I don't know what to make of the moral side of things. I know people can make mistakes (and I have made a fair few myself over the years) but it's knowing that he gave himself permission to do what he did over and over again. That it would be ok as long as I didn't find out. If it was a one-off that he completely regretted and would always feel guilty about and had learned a lesson from I can see how that could be forgiven. But this? It went on and on, day after day, stopped and then started again. He was seriously considering leaving us for her and causing goodness knows how much damage.

And then to top it all he was thoroughly horrible to me. When I was pretty lot which I didn't deserve at all.

I just don't know how this behaviour fits in with somebody who claims to be a moral person. It wasn't just one error.

OP posts:
ELIANASGRANNY · 07/05/2015 13:57

Tomato, has he ever said why he finally chose to end the affair?

Twinklestein · 07/05/2015 13:58

It's very easy to talk the talk when it comes to morals, the test is whether you follow the talk with action.

It's easy to start validating something you want by minimising the moral implications: 'Normally I wouldn't approve of this - but in my case it's justified - because we're so in love, I'm so unhappy, I deserve this' - etc.

And some people just lie to themselves.

Christinayangstwistedsister · 07/05/2015 14:01

I think a lot of this is confusing because he hasn't really talked about it

You haven't had an opportunity to really question him or talk about it in any great depths

tomatoplantproject · 07/05/2015 14:03

Ok - so the hurdle he fell at is the justifications and permissions he gave himself.

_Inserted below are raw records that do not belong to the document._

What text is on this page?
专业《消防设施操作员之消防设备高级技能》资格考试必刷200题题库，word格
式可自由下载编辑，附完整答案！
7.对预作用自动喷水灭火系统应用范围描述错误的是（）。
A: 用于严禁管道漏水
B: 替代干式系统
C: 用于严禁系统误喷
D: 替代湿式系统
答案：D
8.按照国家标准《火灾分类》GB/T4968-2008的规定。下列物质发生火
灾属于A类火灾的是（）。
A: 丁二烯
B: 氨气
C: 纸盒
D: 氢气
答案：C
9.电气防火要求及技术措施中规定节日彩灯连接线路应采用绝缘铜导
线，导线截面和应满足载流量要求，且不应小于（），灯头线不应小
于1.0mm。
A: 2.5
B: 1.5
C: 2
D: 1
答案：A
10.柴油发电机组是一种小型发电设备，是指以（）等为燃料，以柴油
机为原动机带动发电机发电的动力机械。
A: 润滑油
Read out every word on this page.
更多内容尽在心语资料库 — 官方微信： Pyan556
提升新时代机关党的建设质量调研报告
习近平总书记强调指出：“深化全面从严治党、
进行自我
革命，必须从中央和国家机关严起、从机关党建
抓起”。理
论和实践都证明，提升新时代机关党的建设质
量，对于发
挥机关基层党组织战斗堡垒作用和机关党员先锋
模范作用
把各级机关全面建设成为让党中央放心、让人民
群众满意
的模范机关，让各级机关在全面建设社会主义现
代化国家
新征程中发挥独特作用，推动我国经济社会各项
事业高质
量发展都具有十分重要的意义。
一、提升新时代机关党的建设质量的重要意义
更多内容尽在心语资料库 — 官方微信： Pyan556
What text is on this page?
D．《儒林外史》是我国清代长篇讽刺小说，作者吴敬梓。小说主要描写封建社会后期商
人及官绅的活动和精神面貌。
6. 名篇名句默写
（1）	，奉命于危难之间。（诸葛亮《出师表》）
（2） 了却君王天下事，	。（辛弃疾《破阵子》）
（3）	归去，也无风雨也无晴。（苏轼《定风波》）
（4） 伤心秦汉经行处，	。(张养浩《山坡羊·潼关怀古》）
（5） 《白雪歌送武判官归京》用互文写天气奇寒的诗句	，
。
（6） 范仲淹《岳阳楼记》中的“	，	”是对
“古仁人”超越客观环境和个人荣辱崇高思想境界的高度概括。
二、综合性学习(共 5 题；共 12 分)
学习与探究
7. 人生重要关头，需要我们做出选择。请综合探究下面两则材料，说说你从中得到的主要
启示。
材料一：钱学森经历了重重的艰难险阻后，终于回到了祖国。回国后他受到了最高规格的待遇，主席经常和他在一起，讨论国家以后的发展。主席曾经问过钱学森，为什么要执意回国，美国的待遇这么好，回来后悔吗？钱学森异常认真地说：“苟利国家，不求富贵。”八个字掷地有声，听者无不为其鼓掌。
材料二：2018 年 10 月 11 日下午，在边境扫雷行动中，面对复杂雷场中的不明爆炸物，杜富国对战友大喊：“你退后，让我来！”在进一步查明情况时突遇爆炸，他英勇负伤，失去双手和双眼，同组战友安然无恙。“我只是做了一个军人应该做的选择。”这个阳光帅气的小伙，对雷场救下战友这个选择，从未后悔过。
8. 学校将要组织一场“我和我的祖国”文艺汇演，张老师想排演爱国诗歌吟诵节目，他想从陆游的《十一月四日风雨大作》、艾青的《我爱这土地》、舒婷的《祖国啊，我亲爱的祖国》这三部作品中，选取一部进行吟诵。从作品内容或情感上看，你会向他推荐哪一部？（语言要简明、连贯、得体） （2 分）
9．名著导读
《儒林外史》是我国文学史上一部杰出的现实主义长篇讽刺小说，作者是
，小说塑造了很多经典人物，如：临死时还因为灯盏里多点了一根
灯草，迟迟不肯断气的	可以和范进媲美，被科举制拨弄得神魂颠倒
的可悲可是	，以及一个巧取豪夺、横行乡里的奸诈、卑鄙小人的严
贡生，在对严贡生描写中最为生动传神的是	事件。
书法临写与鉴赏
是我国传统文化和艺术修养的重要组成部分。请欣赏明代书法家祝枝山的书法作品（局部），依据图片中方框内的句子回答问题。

Eliana - no I haven't had that explanation yet. After that first hideous day of finding out I have shut down communication as much as possible. It's a question I have and will ask him in due course.

OP posts:
tomatoplantproject · 07/05/2015 14:05

Christina - xpost - yes I think you're right. Maybe that shows I'm ready to start talking to him soon.

OP posts:
ELIANASGRANNY · 07/05/2015 14:14

Is it possible that you've gone as far as you can, processing everything on your own, without his input? Maybe you are holding off the confrontation because you have been so desperately hurt, and - understandably - are protecting yourself from further pain. I feel that if he had shown true remorse, a real fear of losing you, that you would have been willing to talk to him by now. You are so very afraid of what else you are going to find out, and my heart goes out to you.